Well how should I invest my money then?

I don’t hold an Australian Financial Services Licence and even if I did I wouldn’t tell you where to invest your money, because it’s none of my business and hey, I could be wrong. However, I can state some facts. You do with the below information whatever you wish:

  • read Accumulating assets, it’s good stuff and so is my humility;
  • the ASX 200 (an index tracking the top 200 ASX companies) returned ~21% last calendar year and some international indices performed even better;
  • the Sydney and Melbourne housing markets returned ~8% last calendar year (and keep in mind housing is almost always geared which means amplified returns (and losses) – see Leverage);
  • gold returned ~18% last calendar year; and
  • I’m hearing interesting things about people profiting off limited edition sneakers?

Do not fall behind

The main reason I’m concerned with interest earnings is because if everything you have is tied up in a savings account, you’re falling behind very, very quickly. We learned in The time value of money that investment returns compound so if Stu was to average a 2% yield over the next 10 years on his $20,000, his gross dollar return would be ~$4,380 but if he was to average an 8% yield (say in the share market or in property) over the next 10 years, his gross dollar return would be ~$23,180 (both figures are before inflation). That’s a difference of almost $19,000!

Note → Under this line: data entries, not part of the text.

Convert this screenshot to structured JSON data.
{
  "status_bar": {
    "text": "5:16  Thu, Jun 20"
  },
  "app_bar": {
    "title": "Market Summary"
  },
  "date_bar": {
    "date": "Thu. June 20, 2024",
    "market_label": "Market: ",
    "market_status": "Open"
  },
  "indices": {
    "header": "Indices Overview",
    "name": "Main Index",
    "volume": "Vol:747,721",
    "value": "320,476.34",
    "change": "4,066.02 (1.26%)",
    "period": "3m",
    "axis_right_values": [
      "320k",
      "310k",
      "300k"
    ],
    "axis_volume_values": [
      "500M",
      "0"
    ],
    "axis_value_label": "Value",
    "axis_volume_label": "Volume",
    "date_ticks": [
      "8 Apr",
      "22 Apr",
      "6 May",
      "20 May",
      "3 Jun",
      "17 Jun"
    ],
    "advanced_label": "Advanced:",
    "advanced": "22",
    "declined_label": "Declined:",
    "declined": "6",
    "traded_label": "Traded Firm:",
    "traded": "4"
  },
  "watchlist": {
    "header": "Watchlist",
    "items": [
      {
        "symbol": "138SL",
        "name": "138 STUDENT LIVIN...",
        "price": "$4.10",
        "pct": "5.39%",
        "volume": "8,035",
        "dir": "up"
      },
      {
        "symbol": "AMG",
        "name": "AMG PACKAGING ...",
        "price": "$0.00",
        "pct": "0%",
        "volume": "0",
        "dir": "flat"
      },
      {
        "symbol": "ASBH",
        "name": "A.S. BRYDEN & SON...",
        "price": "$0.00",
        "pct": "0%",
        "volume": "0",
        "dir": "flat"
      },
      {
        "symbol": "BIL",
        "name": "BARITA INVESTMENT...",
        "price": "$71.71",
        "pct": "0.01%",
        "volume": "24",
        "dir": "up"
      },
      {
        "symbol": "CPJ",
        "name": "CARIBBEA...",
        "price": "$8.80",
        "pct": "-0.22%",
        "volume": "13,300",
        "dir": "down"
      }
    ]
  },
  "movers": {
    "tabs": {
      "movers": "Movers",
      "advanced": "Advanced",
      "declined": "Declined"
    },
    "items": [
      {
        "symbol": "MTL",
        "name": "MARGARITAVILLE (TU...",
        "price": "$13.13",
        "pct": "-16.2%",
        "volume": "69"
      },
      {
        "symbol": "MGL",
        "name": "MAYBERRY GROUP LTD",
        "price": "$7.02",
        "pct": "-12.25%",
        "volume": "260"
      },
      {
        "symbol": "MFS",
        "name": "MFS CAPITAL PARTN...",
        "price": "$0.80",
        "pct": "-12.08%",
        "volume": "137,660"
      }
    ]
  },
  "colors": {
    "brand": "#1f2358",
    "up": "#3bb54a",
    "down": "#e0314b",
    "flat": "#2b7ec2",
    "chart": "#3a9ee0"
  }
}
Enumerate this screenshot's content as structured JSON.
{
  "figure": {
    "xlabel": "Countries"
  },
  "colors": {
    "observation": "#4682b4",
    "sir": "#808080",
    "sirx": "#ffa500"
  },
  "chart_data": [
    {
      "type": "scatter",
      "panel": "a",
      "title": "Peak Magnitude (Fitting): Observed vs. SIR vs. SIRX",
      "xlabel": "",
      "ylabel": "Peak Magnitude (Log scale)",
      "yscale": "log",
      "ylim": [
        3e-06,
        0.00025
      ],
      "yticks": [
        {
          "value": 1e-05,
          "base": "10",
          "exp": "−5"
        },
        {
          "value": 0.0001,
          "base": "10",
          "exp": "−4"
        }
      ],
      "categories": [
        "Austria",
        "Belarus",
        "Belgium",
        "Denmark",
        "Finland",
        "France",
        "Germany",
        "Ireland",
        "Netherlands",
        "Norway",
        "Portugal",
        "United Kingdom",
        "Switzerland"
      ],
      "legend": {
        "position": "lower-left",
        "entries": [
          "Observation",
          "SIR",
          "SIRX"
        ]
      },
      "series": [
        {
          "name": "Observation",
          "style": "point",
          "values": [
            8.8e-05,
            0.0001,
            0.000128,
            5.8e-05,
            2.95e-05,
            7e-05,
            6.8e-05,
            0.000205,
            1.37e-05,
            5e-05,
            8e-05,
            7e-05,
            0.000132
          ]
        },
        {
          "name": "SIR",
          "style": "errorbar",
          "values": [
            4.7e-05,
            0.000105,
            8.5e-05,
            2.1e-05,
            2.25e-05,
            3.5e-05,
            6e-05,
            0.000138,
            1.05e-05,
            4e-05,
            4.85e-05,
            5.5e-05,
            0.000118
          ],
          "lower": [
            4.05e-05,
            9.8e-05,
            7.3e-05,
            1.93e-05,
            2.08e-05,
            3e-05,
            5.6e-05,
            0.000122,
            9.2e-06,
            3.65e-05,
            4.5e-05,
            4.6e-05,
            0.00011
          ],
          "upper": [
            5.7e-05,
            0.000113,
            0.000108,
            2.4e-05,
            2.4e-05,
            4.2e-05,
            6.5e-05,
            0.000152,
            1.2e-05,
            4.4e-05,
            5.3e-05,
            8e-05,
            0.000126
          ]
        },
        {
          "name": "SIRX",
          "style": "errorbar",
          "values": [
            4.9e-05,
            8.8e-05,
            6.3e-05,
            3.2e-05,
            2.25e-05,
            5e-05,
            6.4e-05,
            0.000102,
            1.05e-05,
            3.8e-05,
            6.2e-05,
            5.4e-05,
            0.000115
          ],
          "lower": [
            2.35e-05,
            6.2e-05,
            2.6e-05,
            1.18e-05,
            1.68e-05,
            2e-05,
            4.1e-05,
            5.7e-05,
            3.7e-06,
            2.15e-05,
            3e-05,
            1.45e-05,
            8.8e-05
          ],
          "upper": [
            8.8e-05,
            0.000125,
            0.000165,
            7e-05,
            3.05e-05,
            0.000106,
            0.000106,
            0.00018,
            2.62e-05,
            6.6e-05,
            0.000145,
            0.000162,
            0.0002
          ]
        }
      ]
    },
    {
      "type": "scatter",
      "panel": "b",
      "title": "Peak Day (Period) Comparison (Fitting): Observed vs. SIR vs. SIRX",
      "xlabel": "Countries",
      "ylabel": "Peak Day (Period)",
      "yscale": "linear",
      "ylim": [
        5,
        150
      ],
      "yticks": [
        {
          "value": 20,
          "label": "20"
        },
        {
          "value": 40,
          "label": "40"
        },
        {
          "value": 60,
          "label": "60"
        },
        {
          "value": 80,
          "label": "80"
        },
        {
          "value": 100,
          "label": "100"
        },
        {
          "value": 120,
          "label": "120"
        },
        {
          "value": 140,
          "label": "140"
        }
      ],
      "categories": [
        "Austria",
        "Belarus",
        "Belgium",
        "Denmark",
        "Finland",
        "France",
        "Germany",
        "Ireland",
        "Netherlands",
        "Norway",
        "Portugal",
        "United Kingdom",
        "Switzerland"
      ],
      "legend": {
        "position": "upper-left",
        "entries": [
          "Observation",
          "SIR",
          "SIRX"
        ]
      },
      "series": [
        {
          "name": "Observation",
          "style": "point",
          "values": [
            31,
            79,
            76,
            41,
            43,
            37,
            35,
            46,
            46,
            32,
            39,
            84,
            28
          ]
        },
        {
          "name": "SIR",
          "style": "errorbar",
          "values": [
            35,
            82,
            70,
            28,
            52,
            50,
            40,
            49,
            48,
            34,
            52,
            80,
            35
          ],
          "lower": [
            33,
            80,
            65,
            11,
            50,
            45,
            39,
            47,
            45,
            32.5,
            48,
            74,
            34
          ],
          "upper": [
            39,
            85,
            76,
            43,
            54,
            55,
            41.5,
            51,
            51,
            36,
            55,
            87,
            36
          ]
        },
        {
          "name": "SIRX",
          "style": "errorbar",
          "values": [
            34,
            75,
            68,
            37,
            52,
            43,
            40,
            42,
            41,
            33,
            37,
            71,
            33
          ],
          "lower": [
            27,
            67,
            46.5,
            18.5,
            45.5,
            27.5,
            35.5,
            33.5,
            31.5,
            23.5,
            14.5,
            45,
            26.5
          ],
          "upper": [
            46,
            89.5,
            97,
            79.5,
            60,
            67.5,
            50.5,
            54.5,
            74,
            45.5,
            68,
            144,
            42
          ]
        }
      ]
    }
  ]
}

Let’s throw in gearing and make the example worse just in case this article hadn’t quite killed the sweet weekend vibes yet. If you’re super keen on that big old house (tent) and that house (tent) costs $800,000 today and it takes you 5 years to save a deposit, by the time you’re ready to buy, the same house returning 10% every year (don’t even laugh, we’ve seen it happen) will be worth ~$1.288 million (before inflation). Do you really think you’ll be ready if your deposit is yielding 2%? Obviously I know that if you’re saving across a 5 year period, you’re constantly contributing more of your salary towards this savings account but I’m sure you understand my point. You cannot be complacent with your money because you will lose in the long-run. This is the worst time in history to be a savvy saver.